Churrasco is a Spanish and Portuguese term referring to beef or grilled meat more generally, differing across Latin America and Europe, but a prominent feature in the cuisine of Uruguay, Brazil, Bolivia, Argentina, Chile, Colombia, Nicaragua, Peru and other Latin American countries. The related term churrascaria (or churrasqueria) is mostly understood to be a steakhouse.
A churrascaria is a restaurant serving grilled meat, many offering as much as one can eat: the waiters move around the restaurant with the skewers, slicing meat onto the client’s plate. This serving style is called espeto corrido or rodízio, and is quite popular in Brazil.
In Latin America
- In Brazil, churrasco is the term for a barbecue (similar to the Argentine, Uruguayan, Paraguayan and Chilean asado) which originated in southern Brazil. It uses a variety of meats, pork, sausage and chicken which may be cooked on a purpose-built “churrasqueira”, a barbecue grill, often with supports for spits or skewers. Portable “churrasqueiras” are similar to those used to prepare the Argentine, Chilean, Paraguayan and Uruguayan asado, with a grill support, but many Brazilian “churrasqueiras” do not have grills, only the skewers above the embers. The meat may alternatively be cooked on large metal or wood skewers resting on a support or stuck into the ground and roasted with the embers of charcoal (wood may also be used, especially in the State of Rio Grande do Sul).
- In Nicaragua, the first immigrant group to introduce the term for this cut of beef to the United States restaurant scene in Miami, Fl as early as the 1950s, it refers to a thin steak prepared grilled and served with a traditional Chimichurri Sauce– macerated parsley, garlic, peppers, and olive oil sauce.
- Although seldom accredited to Brazilians and Argentinians, these two nations’ most popular cuts of grilled meats are not churrasco but Picanha and Entraña respectively.

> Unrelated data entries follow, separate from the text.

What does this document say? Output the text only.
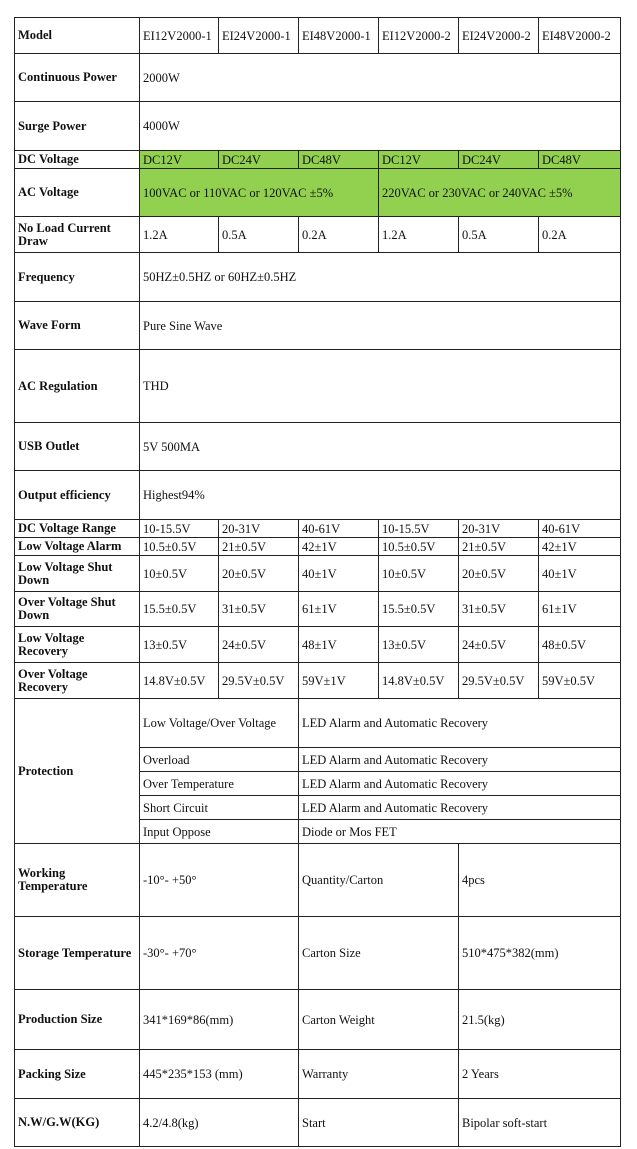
Model	EI12V2000-1	EI24V2000-1	EI48V2000-1	EI12V2000-2	EI24V2000-2	EI48V2000-2
Continuous Power	2000W					
Surge Power	4000W					
DC Voltage	DC12V	DC24V	DC48V	DC12V	DC24V	DC48V
AC Voltage	100VAC or 110VAC or 120VAC ±5%			220VAC or 230VAC or 240VAC ±5%		
No Load Current Draw	1.2A	0.5A	0.2A	1.2A	0.5A	0.2A
Frequency	50HZ±0.5HZ or 60HZ±0.5HZ					
Wave Form	Pure Sine Wave					
AC Regulation	THD					
USB Outlet	5V 500MA					
Output efficiency	Highest94%					
DC Voltage Range	10-15.5V	20-31V	40-61V	10-15.5V	20-31V	40-61V
Low Voltage Alarm	10.5±0.5V	21±0.5V	42±1V	10.5±0.5V	21±0.5V	42±1V
Low Voltage Shut Down	10±0.5V	20±0.5V	40±1V	10±0.5V	20±0.5V	40±1V
Over Voltage Shut Down	15.5±0.5V	31±0.5V	61±1V	15.5±0.5V	31±0.5V	61±1V
Low Voltage Recovery	13±0.5V	24±0.5V	48±1V	13±0.5V	24±0.5V	48±0.5V
Over Voltage Recovery	14.8V±0.5V	29.5V±0.5V	59V±1V	14.8V±0.5V	29.5V±0.5V	59V±0.5V
Protection	Low Voltage/Over Voltage		LED Alarm and Automatic Recovery			
	Overload		LED Alarm and Automatic Recovery			
	Over Temperature		LED Alarm and Automatic Recovery			
	Short Circuit		LED Alarm and Automatic Recovery			
	Input Oppose		Diode or Mos FET			
Working Temperature	-10°- +50°		Quantity/Carton		4pcs	
Storage Temperature	-30°- +70°		Carton Size		510*475*382(mm)	
Production Size	341*169*86(mm)		Carton Weight		21.5(kg)	
Packing Size	445*235*153 (mm)		Warranty		2 Years	
N.W/G.W(KG)	4.2/4.8(kg)		Start		Bipolar soft-start	
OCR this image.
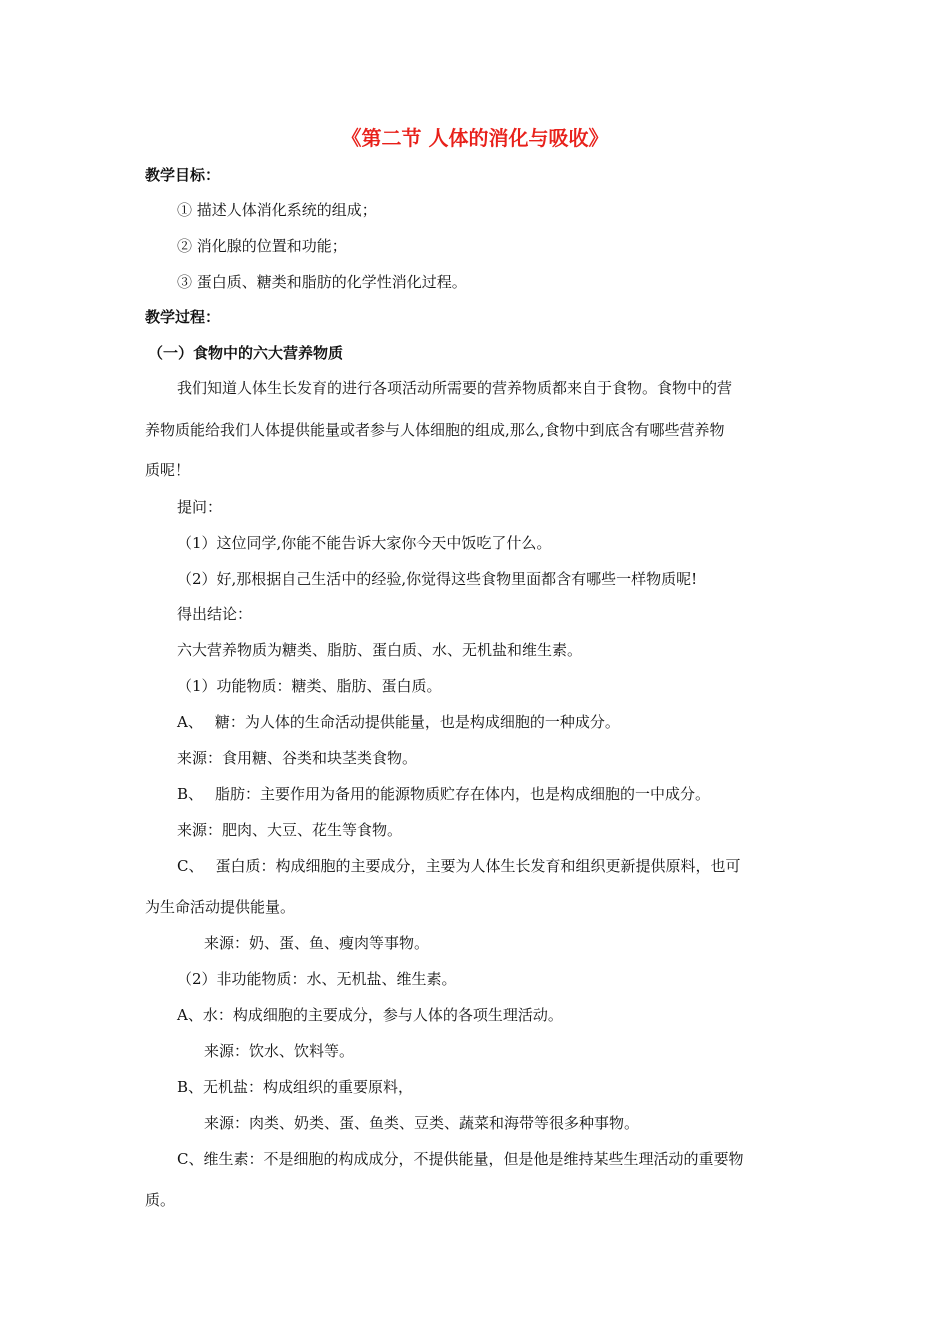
《第二节 人体的消化与吸收》
教学目标：
① 描述人体消化系统的组成；
② 消化腺的位置和功能；
③ 蛋白质、糖类和脂肪的化学性消化过程。
教学过程：
（一）食物中的六大营养物质
我们知道人体生长发育的进行各项活动所需要的营养物质都来自于食物。食物中的营
养物质能给我们人体提供能量或者参与人体细胞的组成,那么,食物中到底含有哪些营养物
质呢！
提问：
（1）这位同学,你能不能告诉大家你今天中饭吃了什么。
（2）好,那根据自己生活中的经验,你觉得这些食物里面都含有哪些一样物质呢!
得出结论：
六大营养物质为糖类、脂肪、蛋白质、水、无机盐和维生素。
（1）功能物质：糖类、脂肪、蛋白质。
A、 糖：为人体的生命活动提供能量，也是构成细胞的一种成分。
来源：食用糖、谷类和块茎类食物。
B、 脂肪：主要作用为备用的能源物质贮存在体内，也是构成细胞的一中成分。
来源：肥肉、大豆、花生等食物。
C、 蛋白质：构成细胞的主要成分，主要为人体生长发育和组织更新提供原料，也可
为生命活动提供能量。
来源：奶、蛋、鱼、瘦肉等事物。
（2）非功能物质：水、无机盐、维生素。
A、水：构成细胞的主要成分，参与人体的各项生理活动。
来源：饮水、饮料等。
B、无机盐：构成组织的重要原料，
来源：肉类、奶类、蛋、鱼类、豆类、蔬菜和海带等很多种事物。
C、维生素：不是细胞的构成成分，不提供能量，但是他是维持某些生理活动的重要物
质。
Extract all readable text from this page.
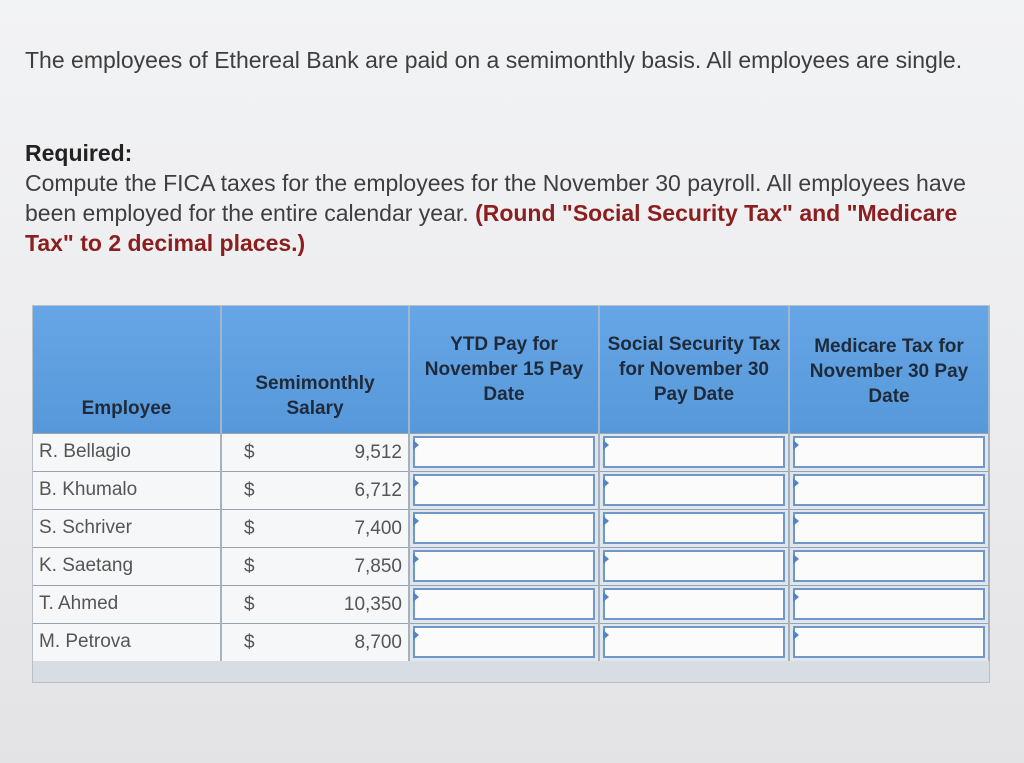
The employees of Ethereal Bank are paid on a semimonthly basis. All employees are single.
Required:
Compute the FICA taxes for the employees for the November 30 payroll. All employees have been employed for the entire calendar year. (Round "Social Security Tax" and "Medicare Tax" to 2 decimal places.)
Employee	Semimonthly Salary	YTD Pay for November 15 Pay Date	Social Security Tax for November 30 Pay Date	Medicare Tax for November 30 Pay Date
R. Bellagio	$ 9,512			

B. Khumalo	$ 6,712			

S. Schriver	$ 7,400			

K. Saetang	$ 7,850			

T. Ahmed	$ 10,350			

M. Petrova	$ 8,700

- In Argentina and Uruguay a churrasco refers to any boneless cut of beef that is sliced slightly thin as a steak and grilled over hot coals or on a very hot skillet. Gauchos would have grilled churrasco as part of their asado, now the national dish of both countries, served with salad and fried or mashed potatoes, and sometimes a fried egg.
- In Puerto Rico it always refers to skirt steak, cooked on a barbecue grill. The chimichurri sauce is optional, since the meat is very savory with just a slight hint of sea salt that is sprinkled over the meat during cooking. It is also customary to replace chimichurri sauce with a Guava Rum Sauce or Ajilimójili Sauce.
- In Ecuador churrasco is a staple food of the Coast Region, specially Guayaquil. The dish’s main ingredient is the grilled steak that is seasoned with chimichurri, it is served with plantains, white rice, French fries, a fried egg, and slices of avocado.
- In Guatemala, churrasco is regarded as a typical dish, often eaten in familiar gatherings and festive occasions. It is usually served topped with chirmol, a red sauce containing chopped tomatoes and onions, and accompanied by corn, guacamole, grilled potatoes, stewed black beans, rice and tortillas.
- In Chile, churrasco refers to a thin cut of steak which varies depending on the desired quality of the sandwich. The slices are grilled and served in a -sometimes warmed- local bun (called “marraqueta“, or “pan batido” in Valparaíso), usually accompanied with tomato, avocado and mayonnaise, in the case of a churrasco italiano. Another popular dish, churrasco a lo pobre (“poor man’s churrasco”), consists of a churrasco served with French fries, fried egg, and caramelized onions.